Bagley, the Virginia Park gardener, said her community partner application with Central Detroit Christian was denied because she operated as a for-profit business.

Although other community partners have purchased land on behalf of block clubs with LLCs, Elbohy explained the DLBA created the rule to prevent “straw buyers” from buying properties for investment. She said block clubs operate within the spirit of the rule. A preexisting garden could operate with a similar intent.

The Detroit Black Farmer Land Fund offers resources to help guide its award recipients through the DLBA’s often-perplexing purchasing processes. Eighteen of the fund’s 30 awardees from 2020 have closed on their purchase agreements with the DLBA so far. The remaining awardees, including the 40 grant recipients recently awarded in 2021, are in various stages of the process. One of those awardees is Sherrie Smith, who decided to take her expertise from Focused Hands to start a community garden even closer to her home; this time, on land she owns. 

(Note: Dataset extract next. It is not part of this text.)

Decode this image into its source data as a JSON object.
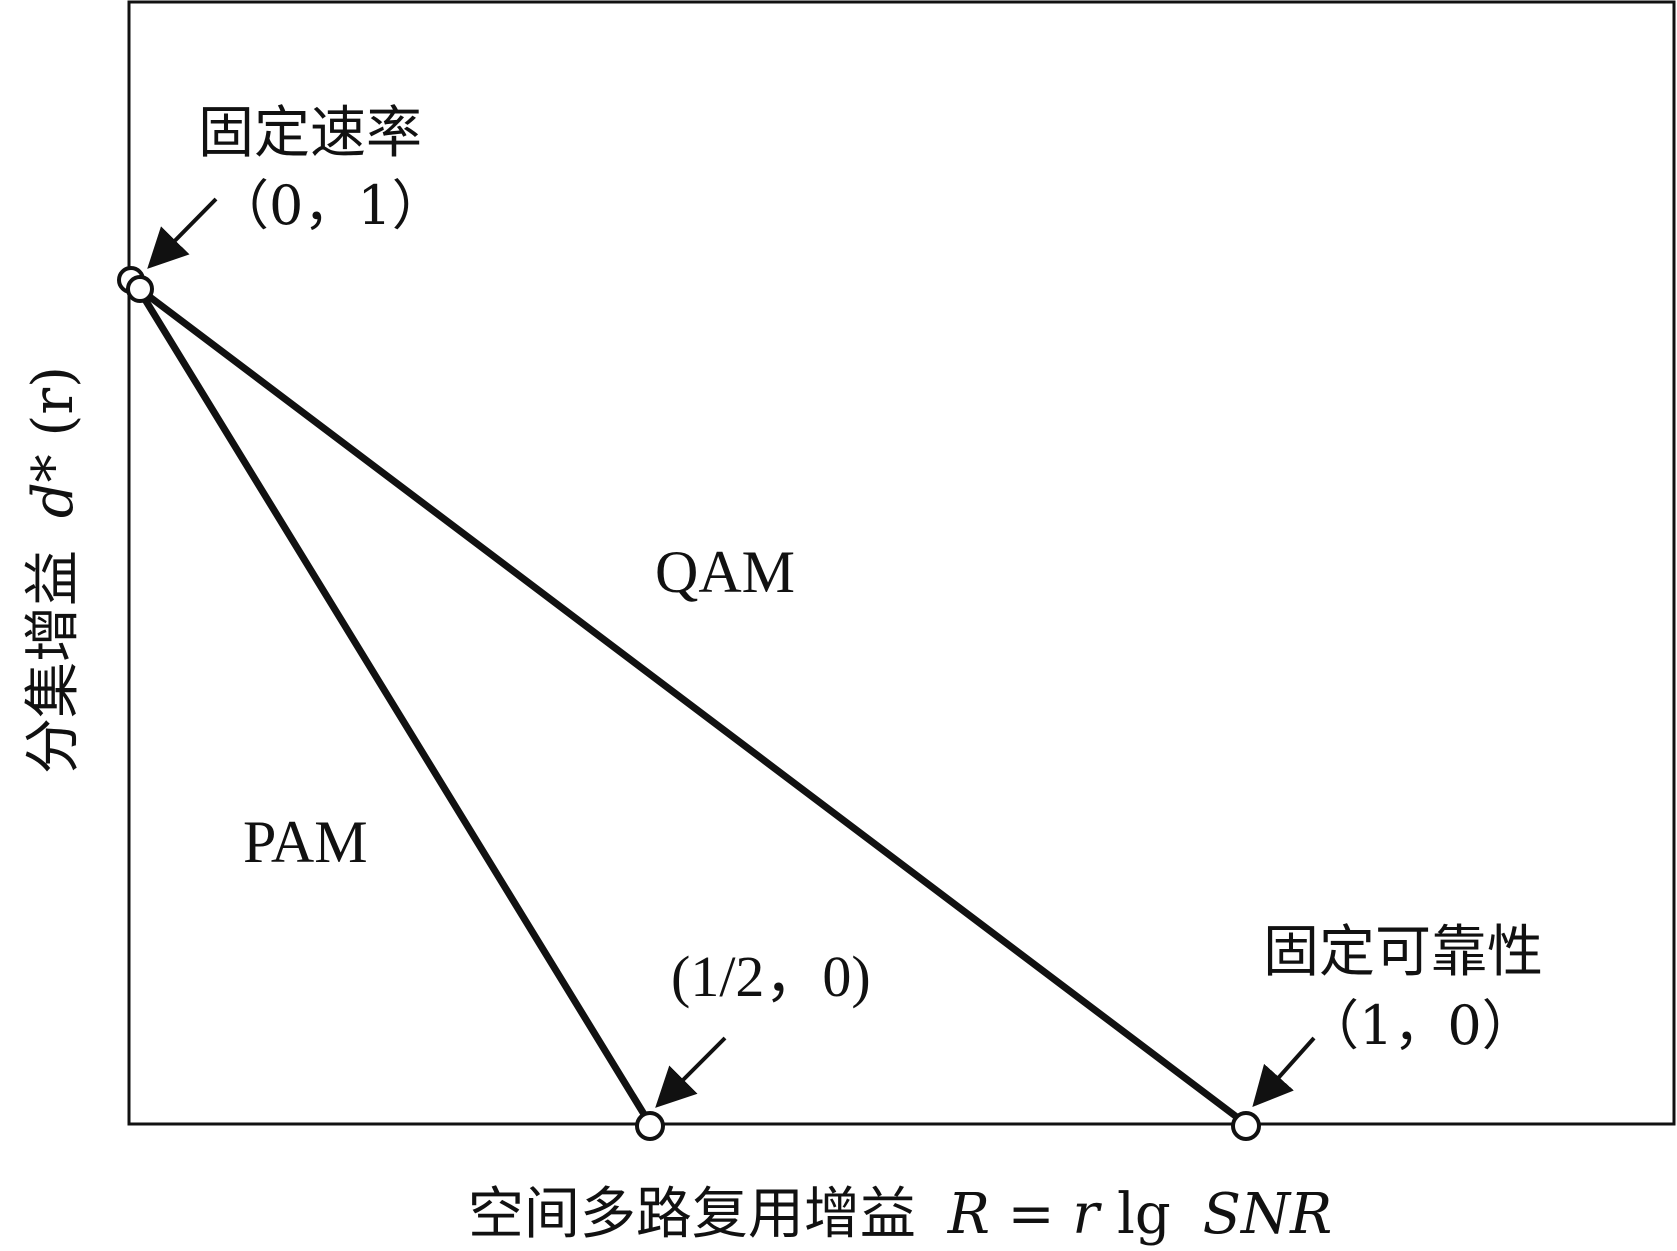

While the DBFLF sets a precedent of putting land ownership into the hands of local Black farmers, a conservation land trust can ensure long-term land preservation. In a conservation land trust, a nonprofit organization acquires development rights to a parcel and commits to working with the community to preserve that greenspace. 

In 2006, Miriam Avins established a conservation land trust called Baltimore Green Space in Maryland after her community garden faced a threat from a developer who wanted to turn it into a parking lot. Avins and her network of gardeners worked with the city’s planning department to establish the trust. City-owned, community-managed spaces that have existed for at least five years can apply to join the trust. Once accepted, the city transfers ownership to Baltimore Green Space, and the land cannot be sold to developers. 

Baltimore Green Space Director Katie Lautar advises Detroit gardeners to find allies within the city government and be patient.

“The language that city officials understand and the language that gardeners use is different,” she said. “Land is eternal, so all things attached to preserving land take time. You have to move at a steady pace and really develop how you want to put this together for your city.”

In Detroit, Jerry Hebron, executive director of Oakland Avenue Farm and co-founder of the DBFLF, worked with the Detroit Justice Center in 2021 to develop the Detroit Cultivator’s Community Land Trust. It’s the first of its kind in the city. The nonprofit has begun purchasing “as much land as possible” in the North End neighborhood and depositing it into the trust. An interim board has already decided to dedicate 3.5 acres to food production for 30 years.

Hebron said she sees the combination of the land trust and the network of DBFLF farmers as a vital resource for building a sustainable agriculture infrastructure in Detroit. “For the next 10 years of farming particularly, there is still a lot of growth, and there are opportunities where we can really be impactful in terms of food sovereignty moving forward.”